このタイプは「聞きたいことがあって…」と言いながら、こちらに話を向けることなく自分の主張を延々と繰り返す。そのテーマは慰安婦問題や靖国問題という歴史問題やイデオロギーなどで、朝日新聞を読みかじった程度の左翼的な内容を自慢げに話す。自分の知的レベルが高く、政治的な意識をもっているということを誇示したいだけ。
わが産経新聞を全く読んでおらず、産経新聞の路線が朝日と対極にあることも理解していない程度の知識レベルの話だから聞いていてあくびが出そうになる。新聞記者だからというわけではなく、他のお見合い相手にも同じ話をしているとか。意外にこういうOLが多いのだ。

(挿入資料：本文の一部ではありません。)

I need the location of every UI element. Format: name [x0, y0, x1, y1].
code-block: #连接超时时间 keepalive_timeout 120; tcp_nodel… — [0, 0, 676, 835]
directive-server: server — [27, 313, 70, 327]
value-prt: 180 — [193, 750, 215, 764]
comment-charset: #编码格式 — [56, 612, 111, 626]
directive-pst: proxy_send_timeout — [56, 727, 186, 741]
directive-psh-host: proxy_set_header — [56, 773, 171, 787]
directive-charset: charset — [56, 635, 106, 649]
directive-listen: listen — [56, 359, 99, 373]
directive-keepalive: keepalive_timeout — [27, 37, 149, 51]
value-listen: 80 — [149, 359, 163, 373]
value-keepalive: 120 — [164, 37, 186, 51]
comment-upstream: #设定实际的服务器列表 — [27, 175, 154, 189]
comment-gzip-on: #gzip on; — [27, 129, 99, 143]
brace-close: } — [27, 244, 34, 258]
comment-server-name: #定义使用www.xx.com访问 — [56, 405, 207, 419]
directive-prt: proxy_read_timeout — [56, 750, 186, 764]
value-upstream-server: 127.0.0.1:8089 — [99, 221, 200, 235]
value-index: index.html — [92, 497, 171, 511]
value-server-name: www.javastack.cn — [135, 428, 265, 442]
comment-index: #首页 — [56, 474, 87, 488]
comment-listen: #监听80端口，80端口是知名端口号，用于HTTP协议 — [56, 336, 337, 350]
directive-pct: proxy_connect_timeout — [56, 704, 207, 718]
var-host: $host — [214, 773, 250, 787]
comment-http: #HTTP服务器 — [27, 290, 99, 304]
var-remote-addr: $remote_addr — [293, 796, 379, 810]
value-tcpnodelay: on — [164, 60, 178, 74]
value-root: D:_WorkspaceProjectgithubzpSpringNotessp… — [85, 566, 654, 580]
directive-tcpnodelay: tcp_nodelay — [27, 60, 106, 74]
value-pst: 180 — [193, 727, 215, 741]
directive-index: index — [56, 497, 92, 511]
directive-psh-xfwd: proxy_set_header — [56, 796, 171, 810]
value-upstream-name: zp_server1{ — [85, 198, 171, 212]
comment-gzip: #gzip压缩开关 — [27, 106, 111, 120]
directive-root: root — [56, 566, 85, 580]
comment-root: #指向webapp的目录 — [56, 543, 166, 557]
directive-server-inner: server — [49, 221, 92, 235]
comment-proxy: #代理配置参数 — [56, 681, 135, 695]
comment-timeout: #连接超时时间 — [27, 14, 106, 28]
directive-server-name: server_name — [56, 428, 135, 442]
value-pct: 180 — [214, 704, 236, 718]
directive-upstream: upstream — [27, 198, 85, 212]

私もこれらの問題について強い関心をもっており、取材先で聞かれるかもしれないから、理論武装をしているつもりだ。しかし、お見合いの席で最初のテーマにしようとは思わない。さまざまな人が集まる米国では「政治と宗教の話はタブー」と言われるが、日本でも相手の事情をよく理解しない状況で、政治や宗教というデリケートな話題を口にするのはマナー違反だし、デリカシーに欠けると見られても仕方がない。
幸い、このタイプはこちらの意見を聞こうとしないから、私が反論しなければならない局面に遭遇することなく、「よく勉強されていますね」などと相槌を打っておけば、お見合いの時間は過ぎていく。頭の中では「こんな人をファンにもつ朝日新聞さんも大変だな」とライバルを同情しながら…。